1962年生まれ。長崎県出身。
92年、初の劇場公開映画『二十才の微熱』は、劇場記録を塗り替える大ヒット記録。
2作目の『渚のシンドバッド』(95’)は、ロッテルダム国際映画祭グランプリ他、数々の賞に輝いた。
人とのつながりを求めて子供を作ろうとする女性とゲイカップルの姿を描いた3作目『ハッシュ!』(02’)は、第54回カンヌ国際映画祭監督週間に正式招待され、世界69各国以上の国で公開。国内でも、文化庁優秀映画大賞をはじめ数々の賞を受賞。
6年振りの新作となった『ぐるりのこと。』(08’)は、女優・木村多江に数多くの
女優賞を、リリー・フランキーには新人賞をもたらし、その演出力が高く評価された。
7年ぶりの長編となった『恋人たち』(15’)は、第89回キネマ旬報ベスト・テン第1位を獲得したほか、数多くの映画賞に輝いた。
年末年始号
僕は、ぼんやりしてる。『ホンマでっかtv』の人生相談のコーナーに出て、脳科学的に、生物学的に、心理学的にどうしたらいいか本気で相談したい。
かっこいい某メーカーのスニーカーを購入していて、大して履き込んでもいないのにソールが剥がれて浮いていた。捨てるにはもったいないので、強力接着剤を東急ハンズに買いに行けばなんとかなる、と思い続けていた。
そして、満を待して、わざわざ代々木のハンズまで出かけて行き、「剥がれた靴底を貼り付ける強力な接着剤を下さい!」とお願いし、238円のボンドを購入した。

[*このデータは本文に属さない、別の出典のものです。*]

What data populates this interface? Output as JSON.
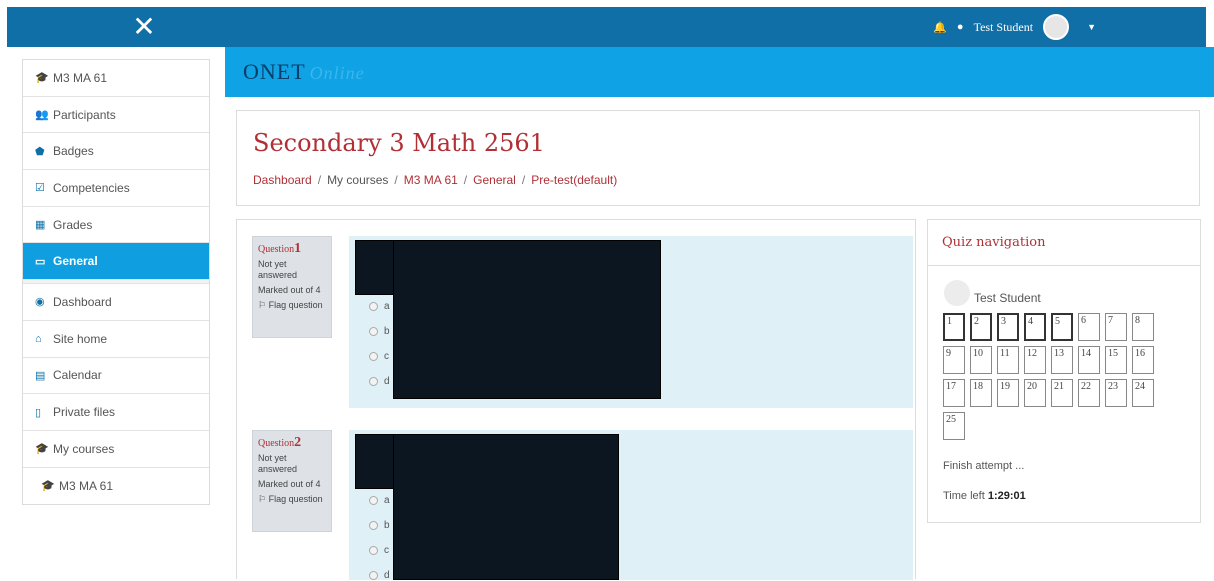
{
  "topbar": {
    "close_glyph": "✕",
    "bell_icon": "🔔",
    "chat_icon": "●",
    "username": "Test Student",
    "caret": "▼"
  },
  "sidebar": {
    "items": [
      {
        "label": "M3 MA 61",
        "icon": "graduation-cap-icon",
        "glyph": "🎓"
      },
      {
        "label": "Participants",
        "icon": "users-icon",
        "glyph": "👥"
      },
      {
        "label": "Badges",
        "icon": "shield-icon",
        "glyph": "⬟"
      },
      {
        "label": "Competencies",
        "icon": "checkbox-icon",
        "glyph": "☑"
      },
      {
        "label": "Grades",
        "icon": "table-icon",
        "glyph": "▦"
      },
      {
        "label": "General",
        "icon": "folder-icon",
        "glyph": "▭"
      },
      {
        "label": "Dashboard",
        "icon": "dashboard-icon",
        "glyph": "◉"
      },
      {
        "label": "Site home",
        "icon": "home-icon",
        "glyph": "⌂"
      },
      {
        "label": "Calendar",
        "icon": "calendar-icon",
        "glyph": "▤"
      },
      {
        "label": "Private files",
        "icon": "file-icon",
        "glyph": "▯"
      },
      {
        "label": "My courses",
        "icon": "graduation-cap-icon",
        "glyph": "🎓"
      },
      {
        "label": "M3 MA 61",
        "icon": "graduation-cap-icon",
        "glyph": "🎓"
      }
    ]
  },
  "banner": {
    "logo_main": "ONET",
    "logo_sub": "Online"
  },
  "header": {
    "title": "Secondary 3 Math 2561",
    "breadcrumb": [
      "Dashboard",
      "My courses",
      "M3 MA 61",
      "General",
      "Pre-test(default)"
    ]
  },
  "questions": [
    {
      "label": "Question",
      "number": "1",
      "status": "Not yet answered",
      "marks": "Marked out of 4",
      "flag": "Flag question",
      "options": [
        "a",
        "b",
        "c",
        "d"
      ]
    },
    {
      "label": "Question",
      "number": "2",
      "status": "Not yet answered",
      "marks": "Marked out of 4",
      "flag": "Flag question",
      "options": [
        "a",
        "b",
        "c",
        "d"
      ]
    }
  ],
  "quiz_nav": {
    "title": "Quiz navigation",
    "student": "Test Student",
    "questions": [
      "1",
      "2",
      "3",
      "4",
      "5",
      "6",
      "7",
      "8",
      "9",
      "10",
      "11",
      "12",
      "13",
      "14",
      "15",
      "16",
      "17",
      "18",
      "19",
      "20",
      "21",
      "22",
      "23",
      "24",
      "25"
    ],
    "finish": "Finish attempt ...",
    "time_label": "Time left",
    "time_value": "1:29:01"
  }
}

帰り道、近所に住んでいる女優の篠原友希子に声を掛けられた。「橋口さん、すごい考え事しながら歩いているから声を掛けようか迷ったんだけど」と彼女。そこで、僕は、スニーカーを修理するためハンズまで行ったことを話した。「偉い」と言われて、やる気満々で家に戻って、接着剤の説明書も読み込み、さぁと下駄箱を探すと肝心のスニーカーがない。かっこ良かったから捨てるはずはない。でも、ないということは捨てたということだろう。ずーっと修理しようと思い続けていたのは何だったのか?。
好きな黒いカットソーがあった。これもいくらも着ていないのに胸に小さな穴が空いてしまっていた。裏からあて布をして何針か縫えばまだ着れると思っていた。
さあ、そして、今日は裁縫日だと針にも糸を通して肝心のカットソーを探すが、どこにもない。捨てないでおこうと思い続けていたのに、どうやら捨ててしまったらしいのだ。
銀行に通帳記帳に行った。記帳が終わって、その場で確認し、バッグにしまって家に戻り、過去の通帳を置いてあるところに戻し、翌日、溜まった領収書と一緒に整理しようと思って見たら、その通帳がない。・・もう、どうしてか分からない。
年末に、大掃除の真似事でもしようと思い立ち、せめて机の上だけでもとマイペットで拭きだした。机の上で埃をかぶっていた、以前、ヤフオクで落としたブリキのおもちゃを念入りに磨いていると、またもやその金属製の部品がない。たった今、机の上で、丁寧に拭いていただけなのに。どこを探しても見当たらない。大好きだったそのオモチャはもう動かない。「こんなことなら、掃除なんかしなきゃよかった・・」。その日は一日何も出来なかった。
いつも、ちゃんとしようと思っている。「僕は、ぼんやりしてる。だから、いつも何かをするときは、ちゃんとしてよう」と思い続けている。でも、やっぱりぼんやりしてしまってるのだろう。
毎年、年末から年頭にかけては、映画賞の発表が相次ぐ。映画関係者が一喜一憂する季節である。本当は、このことについて書こうと思っていたが、あまりにもぼんやりが続いて、そんな真面目な話がどうでも良くなった。
来年は、もう少しちゃんと毎日を送れるようになりたい、と願っています。切に。